Chapter 6 describes DKPro WSD, our software framework supporting the rapid develop- ment and testing of sense disambiguation systems, and Chap- ter 7 covers GLASS, our sense-annotated German-language data set for word sense disambiguation and lexical substitution.

Though subsequent chapters provide background sections of their own, the topics they cover are specific to those chapters. The aggregate comparisons are then expressed in terms of evaluation metrics adapted from the field of information retrieval.

Both the original and simplified Lesk algorithms are susceptible to the aforementioned lexical gap problem. First, we enriched the glosses of Word- Net senses with those from their aligned Wiktionary and Wikipedia senses. The distributional thesauri DTs produced by these automated tech- niques have been criticized for their inability to distinguish between synonyms, antonyms, hypernyms, etc.

Intrinsic evaluations are popular because the frameworks are easy to define and implement Palmer, Ng, et al. However, none of these approaches fully solve the knowledge acquisition bottleneck; they can only re- duce the amount of required training data or the time required to collect it.

It is therefore surprising that they have attracted very little attention in the fields of computational linguistics and natural language processing.

Despite the considerable research attention WSD has received, pro- ducing disambiguation systems which are both practical and highly accurate has otpimierung an elusive open problem.

However, for the general case, we make no assumptions about the method that generates the lexical expansions, which could just as easily come from, say, translations via bridge languages, paraphrasing systems, or lexical substitution systems. Despite its simplicity, the original Lesk algorithm performs sur- prisingly well, and for this reason has spawned a number of variants and extensions, including one of our own. Depending on the method used, these knowledge sources can include machine- readable versions of traditional dictionaries and thesauri, semantic 2 There are some who have even questioned the very existence of word senses, at least as traditionally understood e.

We gave high- level overview of approaches to WSD, including supervised methods, which require a collection of hand-annotated training examples, and knowledge-based techniques, which do not. Yes Default Voice Playback: Rather, they build a graph representing the context and use it to disambiguate all its words simultaneously.

In semi-supervised and minimally supervised WSD, the amount of training data is increased by automatically acquiring new annotations from untagged corpora. Words are thereby represented by the concatenation of the surface form and the POS as assigned by the parser. Chapter 6 describes DKPro WSD, our software framework supporting the rapid develop- ment and testing of sense disambiguation systems, and Chap- ter 7 covers GLASS, our sense-annotated German-language data set for word sense disambiguation and lexical substitution.

While isolated studies have demonstrated the usefulness optimietung WSD in machine translation e. Publikationen Its fundamental advantage over traditional dictionaries and thesauri is its basic unit of organization, the synset, a set of word forms expressing the same meaning.

Our experiments with the simplified Lesk algorithm use only the definitions provided by WordNet; they are intended to model the case where we have a generic MRD which provides sense definitions, but no additional lexical-semantic information such as example sentences or semantic relations. For this data set anjo, we make a slight modification to our algorithm to account for this clustering:

The move brought some controversy, with long standing members of the forum leaving due to the new forums cramped spacing, advertising. Contextual clues may be identified by means of standard natural language processing software, including segmenters, tokenizers, stemmers, lemmatizers, part-of-speech tag- gers, and syntactic parsers; knowledge sources consulted can range from ooptimierung dictionaries to language models automatically con- structed from raw or manually annotated text corpora.

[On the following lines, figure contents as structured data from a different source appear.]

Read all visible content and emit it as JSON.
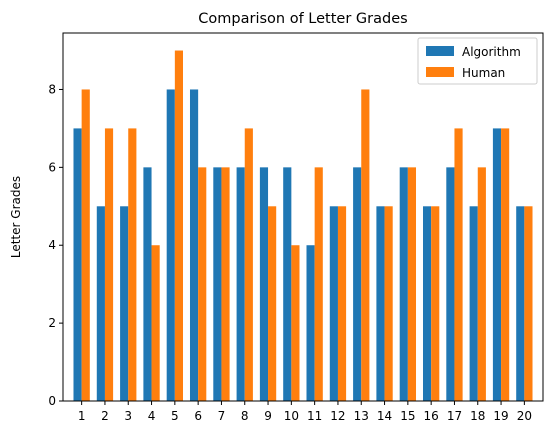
{
  "chart_data": {
    "type": "bar",
    "title": "Comparison of Letter Grades",
    "xlabel": "",
    "ylabel": "Letter Grades",
    "categories": [
      "1",
      "2",
      "3",
      "4",
      "5",
      "6",
      "7",
      "8",
      "9",
      "10",
      "11",
      "12",
      "13",
      "14",
      "15",
      "16",
      "17",
      "18",
      "19",
      "20"
    ],
    "series": [
      {
        "name": "Algorithm",
        "color": "#1f77b4",
        "values": [
          7,
          5,
          5,
          6,
          8,
          8,
          6,
          6,
          6,
          6,
          4,
          5,
          6,
          5,
          6,
          5,
          6,
          5,
          7,
          5
        ]
      },
      {
        "name": "Human",
        "color": "#ff7f0e",
        "values": [
          8,
          7,
          7,
          4,
          9,
          6,
          6,
          7,
          5,
          4,
          6,
          5,
          8,
          5,
          6,
          5,
          7,
          6,
          7,
          5
        ]
      }
    ],
    "ylim": [
      0,
      9.45
    ],
    "yticks": [
      0,
      2,
      4,
      6,
      8
    ],
    "grid": false,
    "legend_position": "top-right"
  }
}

In this section, we briefly survey the past tasks and data sets relevant to our work. At the end of this process, a more traditional gloss similarity—based approach is used to ano to align any re- maining unaligned senses. Cluster evaluations are appropriate if constructing the alignment is simply a means optimiering decreasing the granularity of a single sense in- ventory. Our choice to use sentential context was motivated by simplicity and expediency; a more refined WSD algorithm could, of course, use a sliding or dynamically sized context window and thereby avoid this problem.

The evaluation frameworks remain popular for assessing novel WSD sys- tems. Though subsequent chapters provide background sections of their own, the topics they cover optimieruny specific to those chapters. The main differences to vector-space approaches are the following:

To reuse part of the previous example, consider an annotation study using the coarse-grained dictionary with only two senses for the lemma. Examples of popular pre- built collocation resources include the Web 1t corpus Brants and Franz, and the concordances distributed with the aforecited BNC and WaCKy corpora. To gain some insight as to why, or at least when, this is the case, we compared the instances incorrectly disambiguated when using the standard glosses but not when using the enriched glosses against the instances incorrectly disambiguated when using the enriched glosses but not when using the standard glosses.